Por avanzada que sea la IA, que finalmente es una forma más capaz y veloz de la manera como piensan los humanos, no creo que ningún algoritmo, ni siquiera el que animaba a la terca computadora HAL 9000 de la película 2001: odisea en el espacio, de Stanley Kubrick, sea diseñado para satisfacer el ego desbordado de esos que posan de inteligentes, pero en realidad son manifestaciones bípedas de la estupidez químicamente pura, como todos los correligionarios del Socialismo del Siglo XXI. ¿O ya olvidaron la brillantez de Evo Morales, que enardecido recordaba la valerosa lucha de los indígenas de Bolivia contra los soldados del imperio romano? ¿O la esclarecedora hipótesis de Hugo Chávez, héroe de Petro, según la cual la vida en Marte habría desaparecido por la llegada del capitalismo al cuarto planeta?
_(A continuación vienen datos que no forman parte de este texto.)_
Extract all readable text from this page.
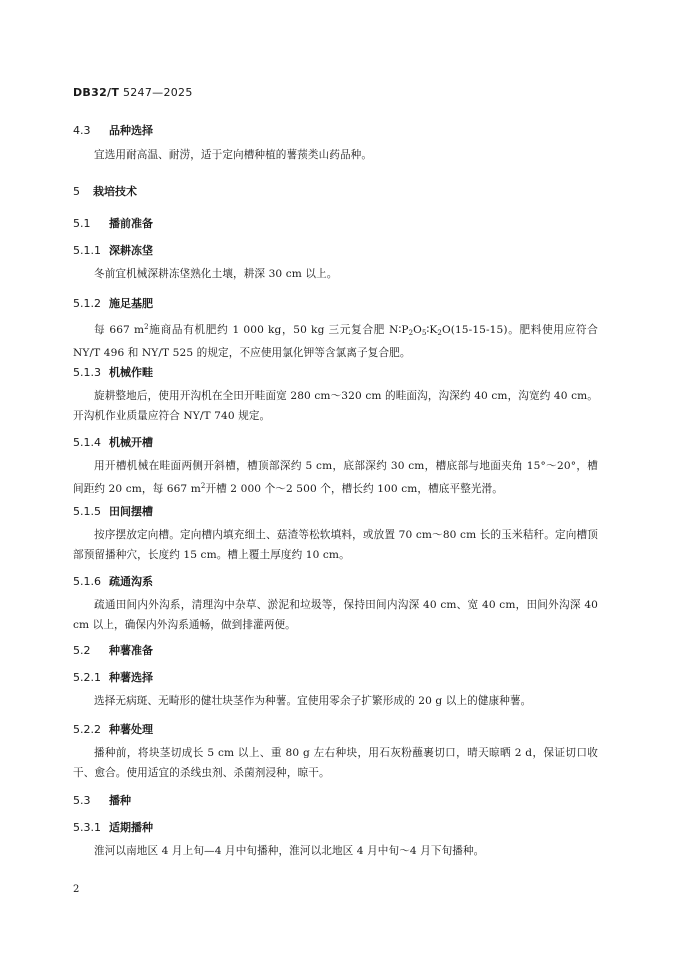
DB32/T 5247—2025
4.3 品种选择
宜选用耐高温、耐涝，适于定向槽种植的薯蓣类山药品种。
5 栽培技术
5.1 播前准备
5.1.1 深耕冻垡
冬前宜机械深耕冻垡熟化土壤，耕深 30 cm 以上。
5.1.2 施足基肥
每 667 $m^2$施商品有机肥约 1 000 kg，50 kg 三元复合肥 $N∶P_2O_5∶K_2O(15-15-15)$。肥料使用应符合 NY/T 496 和 NY/T 525 的规定，不应使用氯化钾等含氯离子复合肥。
5.1.3 机械作畦
旋耕整地后，使用开沟机在全田开畦面宽 280 cm～320 cm 的畦面沟，沟深约 40 cm，沟宽约 40 cm。开沟机作业质量应符合 NY/T 740 规定。
5.1.4 机械开槽
用开槽机械在畦面两侧开斜槽，槽顶部深约 5 cm，底部深约 30 cm，槽底部与地面夹角 15°～20°，槽间距约 20 cm，每 667 $m^2$开槽 2 000 个～2 500 个，槽长约 100 cm，槽底平整光滑。
5.1.5 田间摆槽
按序摆放定向槽。定向槽内填充细土、菇渣等松软填料，或放置 70 cm～80 cm 长的玉米秸秆。定向槽顶部预留播种穴，长度约 15 cm。槽上覆土厚度约 10 cm。
5.1.6 疏通沟系
疏通田间内外沟系，清理沟中杂草、淤泥和垃圾等，保持田间内沟深 40 cm、宽 40 cm，田间外沟深 40 cm 以上，确保内外沟系通畅，做到排灌两便。
5.2 种薯准备
5.2.1 种薯选择
选择无病斑、无畸形的健壮块茎作为种薯。宜使用零余子扩繁形成的 20 g 以上的健康种薯。
5.2.2 种薯处理
播种前，将块茎切成长 5 cm 以上、重 80 g 左右种块，用石灰粉蘸裹切口，晴天晾晒 2 d，保证切口收干、愈合。使用适宜的杀线虫剂、杀菌剂浸种，晾干。
5.3 播种
5.3.1 适期播种
淮河以南地区 4 月上旬—4 月中旬播种，淮河以北地区 4 月中旬～4 月下旬播种。
2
“No creo que vaya a ser más peligrosa la inteligencia artificial que la ‘avezada lógica’ de ocho millones de colombianos que, por idiotez o complicidad, votaron en 2018 por quien dijo hace poco que la solución al problema fiscal colombiano era una emisión de moneda”.

Pero no se queda atrás el representante en Colombia del ‘socialismo del siglo XXI’, propuesta que solo por seguir viva demuestra la peligrosidad de la idiotez auténtica de los humanos a quienes de nada les ha servido ver cómo ese modelo atroz ha fracasado donde se ha implantado. ¿Habrá algoritmo más peligroso que la revolucionaria y ‘disruptiva’ propuesta de Petro de cambiar los ingresos petroleros de Colombia por la siembra de aguacates? Sin saber que para reemplazar dichos ingresos habría que sembrar millones de hectáreas, y un aumento de tal magnitud en la oferta derrumbaría el precio, lo que obligaría a sembrar a toda Colombia con aguacates para compensar la pérdida, y luego habría que sembrar la selva amazónica y hasta el infinito y más allá. ¡Y hay jóvenes que creen que este ‘genio’ es un ambientalista!

Parece que graduarse de economista no le sirvió para entender de economía básica. Comprender la elasticidad de precios de oferta y demanda requiere que el cerebro también sea elástico y no esté esclerotizado. Petro debe ser colega de Ogbonnaya Onu, ministro de Ciencia y Tecnología de Nigeria, país dependiente del petróleo como Colombia, quien para subsanar los problemas que la baja del precio del petróleo le provocó a las finanzas gubernamentales hace unos años, propuso que Nigeria se convirtiera en el “primer productor mundial de lápices”, lo que supuestamente crearía unos 400.000 empleos. ¿Quién será el asesor de quién?

Isaac Newton decía que él “podía calcular los movimientos de los cuerpos celestes, pero no la locura de la gente”. Por eso no creo que vaya a ser más peligrosa la inteligencia artificial que la ‘avezada lógica’ de ocho millones de colombianos que, por idiotez o complicidad, votaron en 2018 por quien dijo hace poco que la solución al problema fiscal colombiano era una emisión de moneda. ¿Y por qué mejor no les regalan a todos los colombianos una fotocopiadora para que cada uno imprima lo que necesite y nos ahorramos la intermediación del Banco de la República? Inteligente.

Si Stephen Hawking hubiera vivido lo suficiente para ver a quienes aspiraban, ‘nuevamente’, en 2022 a ser presidente de Colombia, se hubiera muerto al presenciar una posible singularidad mayor que el Big Bang: ver cómo un país podría volverse instantáneamente en un agujero negro, y tener que aceptar que todas sus teorías al respecto eran tan vanas como el éter.